Mr. Keuchel goes out on a cracked and fragile limb

Last Fall during the NLCS Los Angeles manager Davey Johnson wrote on the blackboard of the Dodgers' clubhouse, "END THE CUBS." They didn't, by a long shot; with a few misgivings, I like our chances this year. But they did a pretty thorough job of cleaning our clocks. Anyway, I want us to end the Dodgers this year. And I want it bad.

There's another team that may need "ending:" the closest analogy to the Cubs in MLB and their successors as world champions, the Houston Astros. The other day Astros pitcher Dallas Keuchel was asked about the World Series hangover which is generally regarded as one reason why we "only" got to the NLCS last year rather than repeating as champs. "We're not the Cubs," he replied. "I firmly believe we have better players."

Them's fightin' words, son. You're entitled to your opinion, of course. No, you aren't the Cubs. You're the Astros. I'm glad you're clear on that point. But you, too, will suffer a slump this season, and you are unlikely to repeat as world champions.

Nobody has done that since the Yankees did at the turn of the century. The Blue Jays did it in 1992 and 1993. The Reds did it in 1975 and 1976.The A's did it in 1972, 1973, and 1974. The Yankees did it in 1961 and 1962. They also did it in 1949, 1950, 1951, 1952, and 1953,

Get the picture? Every few years a juggernaut arises in major league baseball and there is talk of a dynasty. But in baseball, as in all the other major sports in which the profit motive has dictated a far longer season than the human body is meant to accommodate, the term "dynasty" has a different definition than it used to.

Only six times in my 67 years on this planet has any team repeated as world champions. I doubt that we will ever see another team dominate like the Yankees did in the last three years of the last millennium, and the early 'Sixties, and the first three years of my life; or like the A's and Reds did in the 'Seventies. Possibly once each decade a team will win the World Series in consecutive years. although it will probably be a little less frequent than that.

This is no knock on the 'Sros, who are indeed an awesome baseball team that will be a "dynasty" in the sense of contending for the world championship and sometimes winning for a long time to come. Just like the Cubs. But I really doubt that Houston will win the World Series this year.

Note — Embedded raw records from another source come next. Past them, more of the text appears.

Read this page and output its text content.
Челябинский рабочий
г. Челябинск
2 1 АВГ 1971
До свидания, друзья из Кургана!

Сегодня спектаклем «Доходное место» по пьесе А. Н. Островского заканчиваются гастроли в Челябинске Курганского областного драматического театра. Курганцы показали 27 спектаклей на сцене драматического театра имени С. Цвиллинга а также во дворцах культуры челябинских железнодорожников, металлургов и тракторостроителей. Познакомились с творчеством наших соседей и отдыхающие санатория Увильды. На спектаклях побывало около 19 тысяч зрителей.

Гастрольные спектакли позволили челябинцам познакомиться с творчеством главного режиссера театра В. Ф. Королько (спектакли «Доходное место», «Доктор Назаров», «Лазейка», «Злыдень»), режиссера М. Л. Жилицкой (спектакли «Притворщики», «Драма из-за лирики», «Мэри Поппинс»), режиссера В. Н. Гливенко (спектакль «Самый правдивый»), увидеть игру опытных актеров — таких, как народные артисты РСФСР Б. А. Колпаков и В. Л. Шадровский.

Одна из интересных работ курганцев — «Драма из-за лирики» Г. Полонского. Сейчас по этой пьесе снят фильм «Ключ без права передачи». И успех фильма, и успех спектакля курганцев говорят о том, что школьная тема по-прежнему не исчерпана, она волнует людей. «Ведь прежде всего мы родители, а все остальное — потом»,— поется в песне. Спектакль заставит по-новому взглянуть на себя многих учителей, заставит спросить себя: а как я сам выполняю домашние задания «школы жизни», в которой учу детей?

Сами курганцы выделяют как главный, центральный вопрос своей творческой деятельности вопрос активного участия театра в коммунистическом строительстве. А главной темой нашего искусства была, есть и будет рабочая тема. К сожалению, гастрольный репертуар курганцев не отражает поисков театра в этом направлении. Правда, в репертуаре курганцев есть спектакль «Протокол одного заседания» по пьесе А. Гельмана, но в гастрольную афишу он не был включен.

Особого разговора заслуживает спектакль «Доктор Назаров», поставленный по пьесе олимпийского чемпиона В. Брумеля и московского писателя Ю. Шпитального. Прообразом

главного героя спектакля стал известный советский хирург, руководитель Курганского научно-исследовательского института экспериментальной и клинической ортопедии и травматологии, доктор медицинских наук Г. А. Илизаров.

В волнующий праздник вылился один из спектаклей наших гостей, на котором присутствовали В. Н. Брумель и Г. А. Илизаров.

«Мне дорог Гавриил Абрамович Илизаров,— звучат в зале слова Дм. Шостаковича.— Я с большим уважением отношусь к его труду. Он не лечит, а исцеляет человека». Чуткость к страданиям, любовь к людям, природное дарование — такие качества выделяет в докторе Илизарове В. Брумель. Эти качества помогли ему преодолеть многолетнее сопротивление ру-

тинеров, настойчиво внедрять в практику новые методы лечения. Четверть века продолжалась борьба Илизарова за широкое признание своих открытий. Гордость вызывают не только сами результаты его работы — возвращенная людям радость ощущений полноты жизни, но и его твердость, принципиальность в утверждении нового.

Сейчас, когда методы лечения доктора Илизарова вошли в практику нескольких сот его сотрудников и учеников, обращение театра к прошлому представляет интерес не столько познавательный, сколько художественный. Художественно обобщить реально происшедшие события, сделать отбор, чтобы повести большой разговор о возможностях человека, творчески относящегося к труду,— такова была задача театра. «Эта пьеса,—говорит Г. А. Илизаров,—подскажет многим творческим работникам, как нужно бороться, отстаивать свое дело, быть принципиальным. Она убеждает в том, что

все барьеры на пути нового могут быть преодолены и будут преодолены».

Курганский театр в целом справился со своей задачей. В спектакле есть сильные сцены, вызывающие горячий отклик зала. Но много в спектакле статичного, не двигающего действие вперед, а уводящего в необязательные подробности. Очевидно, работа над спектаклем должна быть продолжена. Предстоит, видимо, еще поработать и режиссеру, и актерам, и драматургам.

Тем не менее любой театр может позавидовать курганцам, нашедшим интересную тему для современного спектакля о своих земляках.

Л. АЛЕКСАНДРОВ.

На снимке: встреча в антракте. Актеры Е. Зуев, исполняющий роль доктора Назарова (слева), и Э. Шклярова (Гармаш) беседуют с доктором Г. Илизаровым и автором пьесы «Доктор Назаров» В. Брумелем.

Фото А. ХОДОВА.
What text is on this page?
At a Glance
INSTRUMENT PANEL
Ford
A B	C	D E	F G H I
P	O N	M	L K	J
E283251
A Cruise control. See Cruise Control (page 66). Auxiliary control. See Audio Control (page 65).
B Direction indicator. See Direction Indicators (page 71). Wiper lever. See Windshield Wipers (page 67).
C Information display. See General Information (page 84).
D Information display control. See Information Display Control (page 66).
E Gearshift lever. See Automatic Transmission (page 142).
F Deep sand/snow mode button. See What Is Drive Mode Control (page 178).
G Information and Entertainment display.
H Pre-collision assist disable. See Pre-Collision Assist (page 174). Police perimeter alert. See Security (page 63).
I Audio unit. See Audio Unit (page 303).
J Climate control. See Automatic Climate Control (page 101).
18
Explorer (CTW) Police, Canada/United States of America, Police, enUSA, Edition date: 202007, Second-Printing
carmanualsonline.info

Now, I don't know why teams that reach the LCS shouldn't have a similar "off year" the next season; it's only a maximum of seven more games that world champions and runners-up play. But the wear-and-tear of an interminable season in modern professional sports makes what used to be difficult but doable in a maximum of 161 games all but impossible in an era in which a world champion who goes to the limit in each post-season series will end up playing 179.  Baseball's eternal post-season has already leached much of the drama out of the World Series. It also seems to have pushed the season past a wall after which human endurance begins to fail and excellence begins to fade. And it often takes a full season to recover from it.

Even in the old days of two, eight-team leagues, world championship repeats were rare. They're a lot rarer now. After all, it's been eighteen years. As to the Astros having "better players" than the Cubs... well, suffice it to say that I disagree. And especially given Kuechel's remarks, I would find it very satisfying indeed for the Cubs to beat the Dodgers for the National League pennant and the Astros in the World Series.

That is if the Astros even get to the World Series. Which I doubt.